No es esto todo; con el hablar sin
moderación, mil distracciones turbarán su espíritu, impidiéndole orar con el
sosiego y devoción convenientes, y, para su propio daño, experimentará la
verdad de esta máxima, que “para hablar
bien con Dios, es necesario hablar poco con los hombres”. Perdiendo el
espíritu de oración, perderá juntamente el principio de toda fuerza sobrenatural,
y por consiguiente, de toda virtud. Debemos, pues, seguir el sabio consejo de
la Escritura que dice: Pon puerta y
candado a tu boca. Funde tu oro y tu
plata y haz de ellos una balanza para pesar tus palabras, y frenos bien
ajustados para tu boca (Eccli. XXVIII, 28 y 29); y rogar con David: Poned, Señor, guarda a mi boca y puerta
conveniente a mis labios. (Salmo CXL, 3).

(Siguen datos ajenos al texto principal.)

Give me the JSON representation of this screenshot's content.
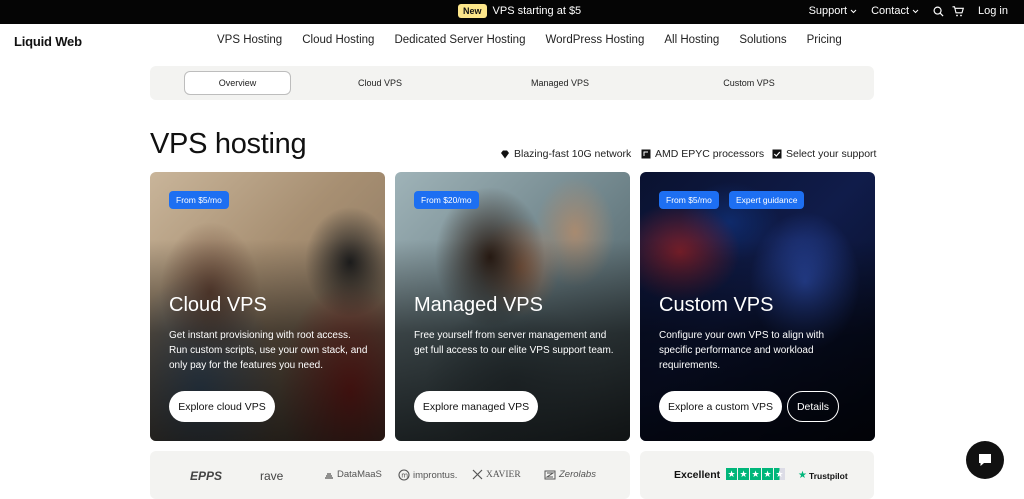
{
  "topbar": {
    "badge": "New",
    "promo": "VPS starting at $5",
    "support": "Support",
    "contact": "Contact",
    "login": "Log in"
  },
  "nav": {
    "logo": "Liquid Web",
    "links": [
      "VPS Hosting",
      "Cloud Hosting",
      "Dedicated Server Hosting",
      "WordPress Hosting",
      "All Hosting",
      "Solutions",
      "Pricing"
    ]
  },
  "subtabs": [
    "Overview",
    "Cloud VPS",
    "Managed VPS",
    "Custom VPS"
  ],
  "hero": {
    "title": "VPS hosting",
    "features": [
      "Blazing-fast 10G network",
      "AMD EPYC processors",
      "Select your support"
    ]
  },
  "cards": [
    {
      "pills": [
        "From $5/mo"
      ],
      "title": "Cloud VPS",
      "desc": "Get instant provisioning with root access. Run custom scripts, use your own stack, and only pay for the features you need.",
      "button": "Explore cloud VPS"
    },
    {
      "pills": [
        "From $20/mo"
      ],
      "title": "Managed VPS",
      "desc": "Free yourself from server management and get full access to our elite VPS support team.",
      "button": "Explore managed VPS"
    },
    {
      "pills": [
        "From $5/mo",
        "Expert guidance"
      ],
      "title": "Custom VPS",
      "desc": "Configure your own VPS to align with specific performance and workload requirements.",
      "button": "Explore a custom VPS",
      "button2": "Details"
    }
  ],
  "logos": [
    "EPPS",
    "rave",
    "DataMaaS",
    "improntus.",
    "XAVIER",
    "Zerolabs"
  ],
  "trust": {
    "excellent": "Excellent",
    "rating": 4.5,
    "brand": "Trustpilot"
  },
  "colors": {
    "accent_blue": "#1d6ff2",
    "trust_green": "#00b67a",
    "topbar": "#050505"
  }
}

Estos cuatro vicios son los principales
impedimentos que se oponen a la formación virtuosa de las jóvenes: es, pues, de
todo punto necesario impedir que entren en el corazón; y si ya existen en él,
trabajar con empeño para dominarlos y vencerlos; porque ellos vencidos, se
desarrollarán con holgura y florecerán las virtudes.